Cable service is generally provided to the house using RG-6 or RG-7 coaxial cable, and is distributed around the house using the same type cable. Some older installations used RG-58 or 59 (not as good, but may still work). This is the cable that should be leading to each of the cable outlets in your house.
The service from the initial cable coming into the house is divided by splitters.
Note that there is an in and out side to the splitters.
There are multiple tap splitters of you nee more than two lines. However, signal begins to drop as you split more lines, either through a multitap splitter or multiple splitters. At some point, the signal may drop to an unacceptable level (picture breakup or total loss). If you are going to need multple lines, you may need an amplifier/signal booster.
It is likely that the cables are still in the walls from the cable outlets in your house. You need to find out where they go (probably either basement or attic) and see where they are disconnected. The splitters and the connecting cable runs may have been removed.
You can run new lines using cables from home centers or electronic stores. They come with and without connectors. If you need to cut a line or use a line without connectors, there are a number of ways to attach the connectors using either crimp connectors and a crimping tool (good connection, inexpensive and not hard to master)

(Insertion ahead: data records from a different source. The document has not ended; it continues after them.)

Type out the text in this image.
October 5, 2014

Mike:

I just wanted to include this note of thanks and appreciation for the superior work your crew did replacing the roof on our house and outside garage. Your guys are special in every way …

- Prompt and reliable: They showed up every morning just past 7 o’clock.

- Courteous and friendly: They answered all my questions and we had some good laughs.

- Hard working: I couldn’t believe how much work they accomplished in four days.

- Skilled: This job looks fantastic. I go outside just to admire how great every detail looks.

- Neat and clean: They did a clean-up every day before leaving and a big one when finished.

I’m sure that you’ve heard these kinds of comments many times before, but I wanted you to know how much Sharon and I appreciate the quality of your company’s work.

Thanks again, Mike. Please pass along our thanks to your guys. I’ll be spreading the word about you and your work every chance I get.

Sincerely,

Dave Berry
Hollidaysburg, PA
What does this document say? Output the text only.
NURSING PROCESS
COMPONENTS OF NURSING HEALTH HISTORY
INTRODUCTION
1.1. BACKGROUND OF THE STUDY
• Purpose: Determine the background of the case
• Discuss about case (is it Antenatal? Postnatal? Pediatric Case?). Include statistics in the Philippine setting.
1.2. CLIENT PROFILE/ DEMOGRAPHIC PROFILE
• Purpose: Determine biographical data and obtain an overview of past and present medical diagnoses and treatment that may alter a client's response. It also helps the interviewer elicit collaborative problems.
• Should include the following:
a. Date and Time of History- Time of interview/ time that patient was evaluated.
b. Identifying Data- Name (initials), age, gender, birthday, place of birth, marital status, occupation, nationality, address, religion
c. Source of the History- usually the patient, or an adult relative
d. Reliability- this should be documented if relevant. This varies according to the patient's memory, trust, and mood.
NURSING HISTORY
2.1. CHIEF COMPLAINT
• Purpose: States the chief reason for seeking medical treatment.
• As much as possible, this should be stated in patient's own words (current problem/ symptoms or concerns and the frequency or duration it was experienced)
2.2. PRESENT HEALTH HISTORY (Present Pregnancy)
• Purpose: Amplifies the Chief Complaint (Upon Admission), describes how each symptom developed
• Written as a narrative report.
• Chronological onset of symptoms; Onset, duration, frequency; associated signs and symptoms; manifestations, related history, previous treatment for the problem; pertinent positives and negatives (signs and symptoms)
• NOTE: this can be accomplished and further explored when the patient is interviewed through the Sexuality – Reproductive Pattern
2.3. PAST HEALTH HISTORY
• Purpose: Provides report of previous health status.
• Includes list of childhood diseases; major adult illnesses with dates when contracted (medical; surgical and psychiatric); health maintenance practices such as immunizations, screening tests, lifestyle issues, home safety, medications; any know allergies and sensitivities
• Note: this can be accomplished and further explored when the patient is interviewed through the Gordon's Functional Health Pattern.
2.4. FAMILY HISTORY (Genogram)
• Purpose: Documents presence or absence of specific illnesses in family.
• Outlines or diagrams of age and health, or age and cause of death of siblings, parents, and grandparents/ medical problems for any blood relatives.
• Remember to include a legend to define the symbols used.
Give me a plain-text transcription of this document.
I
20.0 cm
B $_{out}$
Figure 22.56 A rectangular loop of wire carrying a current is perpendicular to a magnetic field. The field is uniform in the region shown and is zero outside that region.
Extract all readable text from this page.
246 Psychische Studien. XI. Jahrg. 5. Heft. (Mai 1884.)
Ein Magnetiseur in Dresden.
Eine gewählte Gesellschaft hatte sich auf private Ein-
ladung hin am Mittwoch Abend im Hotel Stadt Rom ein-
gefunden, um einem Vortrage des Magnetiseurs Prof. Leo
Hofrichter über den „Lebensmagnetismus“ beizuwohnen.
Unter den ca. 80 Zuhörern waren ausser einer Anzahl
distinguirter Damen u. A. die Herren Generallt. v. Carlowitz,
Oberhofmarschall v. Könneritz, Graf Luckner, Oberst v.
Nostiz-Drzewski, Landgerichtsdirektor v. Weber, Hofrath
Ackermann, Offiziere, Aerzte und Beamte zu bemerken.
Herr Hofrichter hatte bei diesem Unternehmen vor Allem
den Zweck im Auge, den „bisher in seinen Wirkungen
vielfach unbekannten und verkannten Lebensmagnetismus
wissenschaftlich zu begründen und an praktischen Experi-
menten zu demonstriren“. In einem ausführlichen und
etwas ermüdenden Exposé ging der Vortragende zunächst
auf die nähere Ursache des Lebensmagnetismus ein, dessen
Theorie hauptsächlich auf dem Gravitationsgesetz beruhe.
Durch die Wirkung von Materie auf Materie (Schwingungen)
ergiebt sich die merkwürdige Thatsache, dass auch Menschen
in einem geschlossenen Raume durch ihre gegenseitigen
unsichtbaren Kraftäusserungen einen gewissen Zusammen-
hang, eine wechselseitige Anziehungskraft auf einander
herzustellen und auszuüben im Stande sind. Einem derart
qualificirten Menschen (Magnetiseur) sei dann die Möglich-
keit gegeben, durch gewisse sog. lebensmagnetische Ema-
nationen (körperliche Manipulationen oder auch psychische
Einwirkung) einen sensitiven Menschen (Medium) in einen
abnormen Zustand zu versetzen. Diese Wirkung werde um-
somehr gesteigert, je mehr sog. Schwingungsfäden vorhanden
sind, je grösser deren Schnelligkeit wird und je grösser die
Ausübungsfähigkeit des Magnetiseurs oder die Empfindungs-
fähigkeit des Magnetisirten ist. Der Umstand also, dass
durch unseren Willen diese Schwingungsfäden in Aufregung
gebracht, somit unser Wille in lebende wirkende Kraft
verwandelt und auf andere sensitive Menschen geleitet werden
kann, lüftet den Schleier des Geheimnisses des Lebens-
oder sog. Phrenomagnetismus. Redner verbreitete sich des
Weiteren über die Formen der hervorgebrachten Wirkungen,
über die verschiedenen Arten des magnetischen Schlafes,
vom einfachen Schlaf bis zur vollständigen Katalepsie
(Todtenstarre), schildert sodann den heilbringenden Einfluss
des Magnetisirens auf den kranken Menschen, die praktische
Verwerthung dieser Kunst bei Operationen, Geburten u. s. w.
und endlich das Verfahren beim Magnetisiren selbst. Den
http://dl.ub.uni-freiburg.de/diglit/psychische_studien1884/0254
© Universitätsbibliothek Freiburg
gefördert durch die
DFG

or screw on connectors (less reliable).
You can try to reconnect the existing lines using as few splitters as you can get away with and see if the signals are acceptable. If not, get an amplifier/signal booster and place near the inlet line. It does require A/C power but it uses a simple plug in transformer.
NOTE: In some locales, the cable company assumes responsibility for all wiring and may be willing to reconnect the outlets for no charge or a limited amount. Additionally, they sometimes assume responsibilty for signal strength and they will provide a signal booster if needed. In other jurisdicitons (or other companies), all interior wiring is the responsibility of the home owner.
Also, all of the above assumes that you have a copper feed, not a fiberoptic feed. If you have the latter, this is a much different system, and wiring is generally only handled by professional installers from the cable provider.